Antibiotic resistance is a growing global issue. According to the CDC, antibiotic resistance was associated with almost 5 million deaths in 2019. In the U.S., more than 2.8 million antimicrobial-resistant infections occur annually, killing more than 35,000 people.

Scientists looked at variants of the antibiotic albicidin to identify structural differences (colored boxes) that may be associated with reduced susceptibility to resistance. (Credit: Brady Lab)
Researchers at Rockefeller University developed a platform to identify drug resistance genes in the environment before they appear in the clinic. The platform can use this information to design resistance-evasive antibiotics. The team published their findings in PNAS.

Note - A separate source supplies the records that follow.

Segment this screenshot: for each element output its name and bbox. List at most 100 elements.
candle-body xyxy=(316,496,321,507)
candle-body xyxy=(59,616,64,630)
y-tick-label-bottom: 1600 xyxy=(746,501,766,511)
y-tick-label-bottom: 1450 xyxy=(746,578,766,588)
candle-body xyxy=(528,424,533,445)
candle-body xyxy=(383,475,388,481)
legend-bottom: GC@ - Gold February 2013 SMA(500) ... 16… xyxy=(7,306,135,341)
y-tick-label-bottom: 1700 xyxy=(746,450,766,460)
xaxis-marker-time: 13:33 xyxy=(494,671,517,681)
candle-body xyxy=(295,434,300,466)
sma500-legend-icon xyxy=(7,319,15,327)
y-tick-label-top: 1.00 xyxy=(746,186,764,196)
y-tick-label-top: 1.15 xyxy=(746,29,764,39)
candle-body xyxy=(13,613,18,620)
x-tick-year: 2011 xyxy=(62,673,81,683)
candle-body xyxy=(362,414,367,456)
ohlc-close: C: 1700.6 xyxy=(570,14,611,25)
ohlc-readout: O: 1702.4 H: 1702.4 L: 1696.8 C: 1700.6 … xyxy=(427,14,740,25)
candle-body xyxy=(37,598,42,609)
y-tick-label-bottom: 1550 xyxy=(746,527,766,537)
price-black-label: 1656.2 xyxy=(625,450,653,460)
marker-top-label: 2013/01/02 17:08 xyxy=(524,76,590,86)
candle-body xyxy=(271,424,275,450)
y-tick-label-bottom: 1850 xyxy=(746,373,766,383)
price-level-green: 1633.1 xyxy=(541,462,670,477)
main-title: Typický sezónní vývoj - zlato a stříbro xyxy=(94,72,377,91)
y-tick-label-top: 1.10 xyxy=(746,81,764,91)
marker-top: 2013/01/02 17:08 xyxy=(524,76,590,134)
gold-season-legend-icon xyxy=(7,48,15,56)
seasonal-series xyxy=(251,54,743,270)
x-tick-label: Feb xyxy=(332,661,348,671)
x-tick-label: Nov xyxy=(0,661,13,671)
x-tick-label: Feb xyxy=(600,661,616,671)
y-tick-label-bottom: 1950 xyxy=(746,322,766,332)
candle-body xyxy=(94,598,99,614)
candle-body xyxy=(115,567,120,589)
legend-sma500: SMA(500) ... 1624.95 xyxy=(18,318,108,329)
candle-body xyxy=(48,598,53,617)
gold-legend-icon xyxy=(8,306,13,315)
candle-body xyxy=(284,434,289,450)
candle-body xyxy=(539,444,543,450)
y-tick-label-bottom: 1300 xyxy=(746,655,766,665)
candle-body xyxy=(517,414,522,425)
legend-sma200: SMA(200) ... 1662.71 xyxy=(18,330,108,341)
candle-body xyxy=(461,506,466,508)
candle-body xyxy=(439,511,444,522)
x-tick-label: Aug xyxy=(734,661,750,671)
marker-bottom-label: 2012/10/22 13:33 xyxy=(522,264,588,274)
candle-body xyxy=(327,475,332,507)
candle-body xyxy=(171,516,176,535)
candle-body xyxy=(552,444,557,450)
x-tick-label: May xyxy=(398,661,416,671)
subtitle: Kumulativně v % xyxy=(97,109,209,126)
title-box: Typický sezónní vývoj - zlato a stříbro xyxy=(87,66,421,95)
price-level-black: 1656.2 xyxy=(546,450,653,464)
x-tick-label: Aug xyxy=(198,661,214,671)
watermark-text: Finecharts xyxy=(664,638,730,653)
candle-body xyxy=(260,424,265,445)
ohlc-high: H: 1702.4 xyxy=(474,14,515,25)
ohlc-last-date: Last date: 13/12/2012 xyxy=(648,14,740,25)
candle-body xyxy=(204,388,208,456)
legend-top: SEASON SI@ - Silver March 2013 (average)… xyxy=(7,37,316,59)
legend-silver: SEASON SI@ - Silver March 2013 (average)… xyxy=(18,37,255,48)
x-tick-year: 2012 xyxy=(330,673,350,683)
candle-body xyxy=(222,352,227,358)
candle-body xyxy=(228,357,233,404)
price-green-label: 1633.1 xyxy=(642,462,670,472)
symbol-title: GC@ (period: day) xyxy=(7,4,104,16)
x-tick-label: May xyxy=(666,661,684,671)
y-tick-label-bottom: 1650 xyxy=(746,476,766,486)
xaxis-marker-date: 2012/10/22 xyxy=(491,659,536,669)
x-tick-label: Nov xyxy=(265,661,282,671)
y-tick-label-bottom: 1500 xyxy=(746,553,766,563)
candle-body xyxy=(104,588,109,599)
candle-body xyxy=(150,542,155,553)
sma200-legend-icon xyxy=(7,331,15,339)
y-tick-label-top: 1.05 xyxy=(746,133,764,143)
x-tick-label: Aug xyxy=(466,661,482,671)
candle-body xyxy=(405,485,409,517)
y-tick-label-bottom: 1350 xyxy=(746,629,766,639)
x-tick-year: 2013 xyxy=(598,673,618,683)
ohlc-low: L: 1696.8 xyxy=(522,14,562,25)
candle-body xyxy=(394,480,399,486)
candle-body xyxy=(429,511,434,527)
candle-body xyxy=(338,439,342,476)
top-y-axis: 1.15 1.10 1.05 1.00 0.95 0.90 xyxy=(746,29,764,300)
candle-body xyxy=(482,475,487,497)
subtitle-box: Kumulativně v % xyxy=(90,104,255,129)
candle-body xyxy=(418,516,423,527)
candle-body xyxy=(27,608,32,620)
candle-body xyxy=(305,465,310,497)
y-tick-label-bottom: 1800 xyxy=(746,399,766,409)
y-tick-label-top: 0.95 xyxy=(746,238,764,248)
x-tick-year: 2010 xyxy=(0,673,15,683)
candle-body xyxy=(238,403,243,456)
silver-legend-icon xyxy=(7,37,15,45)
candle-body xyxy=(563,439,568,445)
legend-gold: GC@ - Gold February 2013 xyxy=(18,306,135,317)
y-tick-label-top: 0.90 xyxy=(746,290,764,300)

The technology uses metagenomic surveys of the resistome, the antibiotic-resistance genes, to alert scientists to resistance mechanisms that are likely to become a problem. Using this information, scientists can optimize antibiotics for resilience against those genes.
Tomorrow’s resistance, today
In nature, bacteria have been fighting for millions of years using antibiotics and resistance genes. These same mechanisms are now appearing in clinics, making antibiotic drugs less and less effective.
In response, scientists have created more and more antibiotics every time one becomes ineffective. This system is inefficient and unsustainable, as well as unable to accurately predict resistance.
Researchers at Rockefeller University knew that resistance genes exist in the environment before they emerge in patients. “There’s now strong evidence that clinical resistance can originate among bacteria fighting in the environment,” said lead author James Peek, a research associate in the laboratory of Sean F. Brady at The Rockefeller University.
The researchers developed a way to assess the resistance genes in bacteria from soil samples and use the information to design more resilient drugs. The team focused on albicidin as a promising antibiotic candidate, building a metagenomic library of 700,000 bacterial genomes extracted from soil samples.
They exposed the bacteria to E. coli, a bacterial host that they could easily screen for resistance genes. The bacteria that survived albicidin exposure were isolated and their genomes sequenced.
Creating stronger antibiotics
The researchers sorted the resulting resistance genes into eight classes. Then they further analyzed the classes to identify how they overcame the drug. The next step was to figure out how to evade these resistance mechanisms.
The team looked at structural variants of albicidin and analyzed them for vulnerabilities against the resistant bacteria. This revealed the chemical features that enabled some antibiotic variants to remain effective while others failed to circumvent the resistance mechanisms. They found that one variant continued to function in the face of common resistance types, proving that their method could guide drug design.
By combining the most resilient variants of albicidin, scientists could create a drug that continues to work against multiple resistance mechanisms. The team hopes that pharmaceutical companies will use their method to test a potential drug’s vulnerability to resistance seen in the environment as part of the drug development process.
“It’s fast and efficient,” Peek said, “We think it would be easy for drug companies to integrate this method into the standard drug development pipeline.”
The researchers plan to apply the platform to other antibiotics developed in their lab to create drug candidates with longer clinical lifespans.